The Pro American Party strongly advocates creating a National Police Academy (NPA). Such an academy is in the best interests of all Americans and provides us with an opportunity to greatly improve the collective training of police officers throughout our nation. In our view sending officers to this academy should be voluntary on the part of each department, as should accepting officers from this academy. We believe the training and results will speak for themselves and that departments will naturally gravitate to the NPA because they will see it is in their own best interests to do so.
So how does one start an Academy? When beginning from scratch the best place to start is by talking with the stakeholders. The first group should be comprised of current law enforcement professionals. In our view this group is further broken down into executive, management and line officer sub-groups. The executive level group would be comprised of those personnel who have leadership and vision functions within departments. The management group would be comprised of different levels of supervisors who are responsible to translate the vision of leadership personnel into operational reality. The line officers are those who work the streets and have a direct connection with citizens.
Each of these groups, within their communities, function in their own way and face different pressures, from both inside and outside their departments. Thus they each have a unique contribution to make to the design of the NPA.
The second group of stakeholders is the general public. This group should be representative of our country…meaning that we will need persons from each of the races and cultures that can be found within our nation. We also need to represent different socioeconomic groups, because each group has different types of interactions with the police and therefore unique viewpoints.
The last group of stakeholders is ‘infrastructure’. It should be comprised of representatives of other government agencies (at local, state and federal levels) and the business community.
Once representatives of each of these groups is selected their mandate will be to determine the types of training and skills today’s police need to function properly within their communities, from each group’s individual point of view. It will then be the job of the leadership of the NPA to design the program so that it merges the requirements of this combined group into a cohesive and comprehensive training program.
Note: The stakeholder group should meet once a year to discuss if/how training needs have changed based on the events that have taken place in our country in the past year.
Next Post: Why do we need the NPA, what are its advantages and where will these officers come from?
6 thoughts on “A National Police Academy? How? Why? Who?”
Immediately after the concept of a national police academy comes the idea of a national police force. No thanks. The Founding Fathers knew what they were doing…
Thanks for your comments. Do you see a way to make progress, but avoid going down that slippery slope?
For starters I don’t believe that each state is not competent to decide what the standards for being a police officer should be. We have 50 states and several territories. Although many states have generally simlar laws, there are still many differences between laws, not only between the states but also within a state. NYC, for example, has additional laws on the books that are unique to NYC and not the rest of the state. Gun laws in Vermont are not the gun laws in Massachusetts. Marijuana laws in California are not the marijuana laws in Arizona.

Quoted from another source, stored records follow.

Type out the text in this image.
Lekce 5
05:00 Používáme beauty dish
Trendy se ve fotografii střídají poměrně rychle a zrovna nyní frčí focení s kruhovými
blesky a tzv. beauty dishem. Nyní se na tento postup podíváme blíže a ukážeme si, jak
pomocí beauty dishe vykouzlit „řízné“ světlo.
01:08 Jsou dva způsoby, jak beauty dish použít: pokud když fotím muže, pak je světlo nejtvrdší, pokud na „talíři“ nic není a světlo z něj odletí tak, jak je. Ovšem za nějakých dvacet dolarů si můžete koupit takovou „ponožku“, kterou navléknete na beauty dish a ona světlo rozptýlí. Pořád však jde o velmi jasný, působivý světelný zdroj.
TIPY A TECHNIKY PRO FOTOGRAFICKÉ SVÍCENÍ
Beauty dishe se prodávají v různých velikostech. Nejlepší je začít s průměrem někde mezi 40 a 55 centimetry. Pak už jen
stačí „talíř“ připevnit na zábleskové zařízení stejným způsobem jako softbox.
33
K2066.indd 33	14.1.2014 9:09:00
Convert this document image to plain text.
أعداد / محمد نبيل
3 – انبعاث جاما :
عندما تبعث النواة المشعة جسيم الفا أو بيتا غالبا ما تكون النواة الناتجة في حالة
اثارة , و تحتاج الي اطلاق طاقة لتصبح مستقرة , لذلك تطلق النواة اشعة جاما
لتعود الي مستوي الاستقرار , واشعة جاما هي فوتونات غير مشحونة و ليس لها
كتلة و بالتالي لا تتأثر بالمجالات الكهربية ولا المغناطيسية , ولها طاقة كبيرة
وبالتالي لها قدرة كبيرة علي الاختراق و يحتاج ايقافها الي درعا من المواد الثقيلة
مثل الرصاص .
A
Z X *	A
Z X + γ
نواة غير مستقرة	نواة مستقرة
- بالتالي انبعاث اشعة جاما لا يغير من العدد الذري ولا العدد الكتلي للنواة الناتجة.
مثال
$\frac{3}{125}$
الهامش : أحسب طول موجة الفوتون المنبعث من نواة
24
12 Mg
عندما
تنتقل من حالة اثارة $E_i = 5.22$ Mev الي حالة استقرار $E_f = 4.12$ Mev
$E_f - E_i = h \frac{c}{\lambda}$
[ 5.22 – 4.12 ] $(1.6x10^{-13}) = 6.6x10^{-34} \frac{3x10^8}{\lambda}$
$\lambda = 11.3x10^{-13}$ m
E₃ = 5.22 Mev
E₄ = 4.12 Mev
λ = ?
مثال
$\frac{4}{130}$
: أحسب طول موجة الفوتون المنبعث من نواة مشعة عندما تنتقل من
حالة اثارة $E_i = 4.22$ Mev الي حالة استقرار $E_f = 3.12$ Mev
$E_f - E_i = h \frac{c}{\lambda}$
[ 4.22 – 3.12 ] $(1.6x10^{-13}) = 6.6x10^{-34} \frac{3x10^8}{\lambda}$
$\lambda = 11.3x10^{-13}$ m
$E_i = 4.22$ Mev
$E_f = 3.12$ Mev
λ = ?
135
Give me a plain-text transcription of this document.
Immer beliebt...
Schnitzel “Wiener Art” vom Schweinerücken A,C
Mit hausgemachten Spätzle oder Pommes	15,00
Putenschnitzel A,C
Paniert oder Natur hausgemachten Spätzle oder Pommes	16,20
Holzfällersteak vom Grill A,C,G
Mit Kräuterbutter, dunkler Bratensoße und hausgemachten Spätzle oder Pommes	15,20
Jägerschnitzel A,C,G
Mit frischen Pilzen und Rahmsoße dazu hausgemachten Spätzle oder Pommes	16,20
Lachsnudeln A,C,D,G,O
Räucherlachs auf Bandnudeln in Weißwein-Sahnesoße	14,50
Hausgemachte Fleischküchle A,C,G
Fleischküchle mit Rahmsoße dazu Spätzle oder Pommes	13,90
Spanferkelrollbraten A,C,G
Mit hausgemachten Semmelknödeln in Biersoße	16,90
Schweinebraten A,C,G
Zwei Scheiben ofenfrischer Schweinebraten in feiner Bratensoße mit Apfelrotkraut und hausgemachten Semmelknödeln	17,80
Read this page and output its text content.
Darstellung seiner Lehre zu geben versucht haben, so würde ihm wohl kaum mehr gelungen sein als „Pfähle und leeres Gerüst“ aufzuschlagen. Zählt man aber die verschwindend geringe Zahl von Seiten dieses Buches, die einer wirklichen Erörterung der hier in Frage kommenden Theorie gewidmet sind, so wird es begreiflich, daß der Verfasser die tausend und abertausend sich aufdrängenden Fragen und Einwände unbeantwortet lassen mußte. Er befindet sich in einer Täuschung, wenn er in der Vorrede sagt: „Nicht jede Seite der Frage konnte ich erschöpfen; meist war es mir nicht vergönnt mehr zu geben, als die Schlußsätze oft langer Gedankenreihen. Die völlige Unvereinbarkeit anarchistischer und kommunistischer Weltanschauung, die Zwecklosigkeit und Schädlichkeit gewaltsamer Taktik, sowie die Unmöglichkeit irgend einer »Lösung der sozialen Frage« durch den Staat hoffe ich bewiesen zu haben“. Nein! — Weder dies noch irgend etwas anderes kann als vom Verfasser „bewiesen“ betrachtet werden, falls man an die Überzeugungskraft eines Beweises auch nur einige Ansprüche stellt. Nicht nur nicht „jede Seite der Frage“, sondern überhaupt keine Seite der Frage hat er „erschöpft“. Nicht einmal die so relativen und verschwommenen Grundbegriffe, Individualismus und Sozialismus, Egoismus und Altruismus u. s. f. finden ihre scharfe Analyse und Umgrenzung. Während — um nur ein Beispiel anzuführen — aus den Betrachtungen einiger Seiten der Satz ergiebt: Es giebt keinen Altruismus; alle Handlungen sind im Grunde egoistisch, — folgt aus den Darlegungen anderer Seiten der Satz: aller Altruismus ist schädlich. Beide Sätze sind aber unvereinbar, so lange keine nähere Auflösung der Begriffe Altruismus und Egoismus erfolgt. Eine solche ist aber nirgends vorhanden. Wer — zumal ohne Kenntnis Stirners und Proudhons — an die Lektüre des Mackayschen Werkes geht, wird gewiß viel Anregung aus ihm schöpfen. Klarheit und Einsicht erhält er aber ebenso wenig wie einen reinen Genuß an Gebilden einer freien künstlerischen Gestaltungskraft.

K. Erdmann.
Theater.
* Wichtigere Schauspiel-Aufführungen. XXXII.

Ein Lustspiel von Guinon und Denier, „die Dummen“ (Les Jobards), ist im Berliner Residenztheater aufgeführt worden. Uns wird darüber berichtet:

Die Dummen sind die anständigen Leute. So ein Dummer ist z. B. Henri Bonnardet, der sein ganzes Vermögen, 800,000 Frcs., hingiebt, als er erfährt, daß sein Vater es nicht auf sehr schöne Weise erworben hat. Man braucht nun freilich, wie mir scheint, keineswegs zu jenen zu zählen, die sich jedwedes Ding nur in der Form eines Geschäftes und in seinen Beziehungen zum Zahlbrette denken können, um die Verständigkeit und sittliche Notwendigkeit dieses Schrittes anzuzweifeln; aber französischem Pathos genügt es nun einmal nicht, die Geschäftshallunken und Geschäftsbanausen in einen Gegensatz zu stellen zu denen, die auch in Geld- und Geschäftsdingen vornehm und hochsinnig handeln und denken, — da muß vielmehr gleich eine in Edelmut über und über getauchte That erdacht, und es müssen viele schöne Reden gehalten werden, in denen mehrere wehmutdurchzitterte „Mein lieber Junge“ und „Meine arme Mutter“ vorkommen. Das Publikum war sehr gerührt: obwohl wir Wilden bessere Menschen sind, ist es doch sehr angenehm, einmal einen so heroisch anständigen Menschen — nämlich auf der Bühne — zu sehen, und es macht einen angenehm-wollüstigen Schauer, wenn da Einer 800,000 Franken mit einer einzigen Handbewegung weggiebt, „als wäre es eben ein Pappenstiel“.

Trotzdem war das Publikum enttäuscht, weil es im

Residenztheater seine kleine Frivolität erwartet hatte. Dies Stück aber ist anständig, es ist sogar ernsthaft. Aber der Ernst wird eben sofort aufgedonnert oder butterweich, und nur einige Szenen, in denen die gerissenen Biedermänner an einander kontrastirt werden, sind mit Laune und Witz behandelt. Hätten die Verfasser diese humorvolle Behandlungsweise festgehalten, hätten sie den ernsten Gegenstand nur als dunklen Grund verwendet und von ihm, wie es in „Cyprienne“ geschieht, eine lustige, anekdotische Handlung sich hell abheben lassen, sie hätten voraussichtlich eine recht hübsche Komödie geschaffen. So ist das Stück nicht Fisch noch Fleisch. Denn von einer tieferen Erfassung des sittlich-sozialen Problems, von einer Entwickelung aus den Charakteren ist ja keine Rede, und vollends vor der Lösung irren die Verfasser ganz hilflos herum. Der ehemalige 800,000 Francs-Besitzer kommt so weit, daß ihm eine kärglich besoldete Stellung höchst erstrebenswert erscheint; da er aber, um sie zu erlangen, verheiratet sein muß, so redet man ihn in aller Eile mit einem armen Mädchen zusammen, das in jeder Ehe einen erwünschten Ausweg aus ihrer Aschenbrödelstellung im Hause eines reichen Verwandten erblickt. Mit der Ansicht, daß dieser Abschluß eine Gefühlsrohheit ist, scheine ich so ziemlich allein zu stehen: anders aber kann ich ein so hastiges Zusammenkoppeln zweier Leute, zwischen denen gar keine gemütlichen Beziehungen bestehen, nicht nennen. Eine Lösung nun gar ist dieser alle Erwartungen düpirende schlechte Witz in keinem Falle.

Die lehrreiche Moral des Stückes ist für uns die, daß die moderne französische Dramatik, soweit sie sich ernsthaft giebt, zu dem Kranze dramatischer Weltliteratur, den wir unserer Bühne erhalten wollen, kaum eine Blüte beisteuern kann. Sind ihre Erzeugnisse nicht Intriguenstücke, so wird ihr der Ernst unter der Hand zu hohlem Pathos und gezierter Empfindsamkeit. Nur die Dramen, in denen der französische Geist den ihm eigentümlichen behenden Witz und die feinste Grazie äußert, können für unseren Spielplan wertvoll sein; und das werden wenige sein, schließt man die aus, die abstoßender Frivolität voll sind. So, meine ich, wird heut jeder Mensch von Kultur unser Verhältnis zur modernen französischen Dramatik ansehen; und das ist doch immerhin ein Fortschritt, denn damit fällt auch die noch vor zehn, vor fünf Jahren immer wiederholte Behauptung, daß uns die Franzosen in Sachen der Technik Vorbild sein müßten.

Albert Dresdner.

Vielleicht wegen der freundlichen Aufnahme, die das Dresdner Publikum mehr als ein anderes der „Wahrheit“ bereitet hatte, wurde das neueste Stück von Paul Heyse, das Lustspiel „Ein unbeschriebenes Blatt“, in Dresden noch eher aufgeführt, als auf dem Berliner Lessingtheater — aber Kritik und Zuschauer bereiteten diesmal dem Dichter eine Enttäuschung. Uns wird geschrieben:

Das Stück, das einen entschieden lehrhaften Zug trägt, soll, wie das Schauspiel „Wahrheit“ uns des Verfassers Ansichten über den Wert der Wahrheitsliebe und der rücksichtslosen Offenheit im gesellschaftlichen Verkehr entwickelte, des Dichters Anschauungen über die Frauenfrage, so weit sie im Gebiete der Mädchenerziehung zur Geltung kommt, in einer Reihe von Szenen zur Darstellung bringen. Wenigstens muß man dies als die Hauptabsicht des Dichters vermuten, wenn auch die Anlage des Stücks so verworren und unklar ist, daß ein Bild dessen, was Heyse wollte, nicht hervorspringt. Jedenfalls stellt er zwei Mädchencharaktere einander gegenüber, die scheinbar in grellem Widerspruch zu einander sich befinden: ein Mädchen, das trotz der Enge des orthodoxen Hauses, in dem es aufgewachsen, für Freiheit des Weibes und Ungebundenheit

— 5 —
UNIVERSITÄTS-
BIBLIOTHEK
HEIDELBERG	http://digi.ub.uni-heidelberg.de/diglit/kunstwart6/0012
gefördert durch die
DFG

I recently read the proposals of the Police Executive Research Foundation. I find several of them preposterous proposals, most especially the one that police should never shoot at a moving vehicle unless the driver is using some other weapon. That proposal completely ignores what is now a new terrorist tactic. That of using the car to kill as many people as possible. This PERF proposal would allow such terrorist behavior to go unchecked by pluck on the scene.
Hopefully you are willing to write one more comment. What is your advice on how our country should respond to the problem of poor police training? BTW, if you want to write a guest post, simply write to my email address…found in the About section. Thanks for such a strong response.
I am not of the opinion that America has poor police training.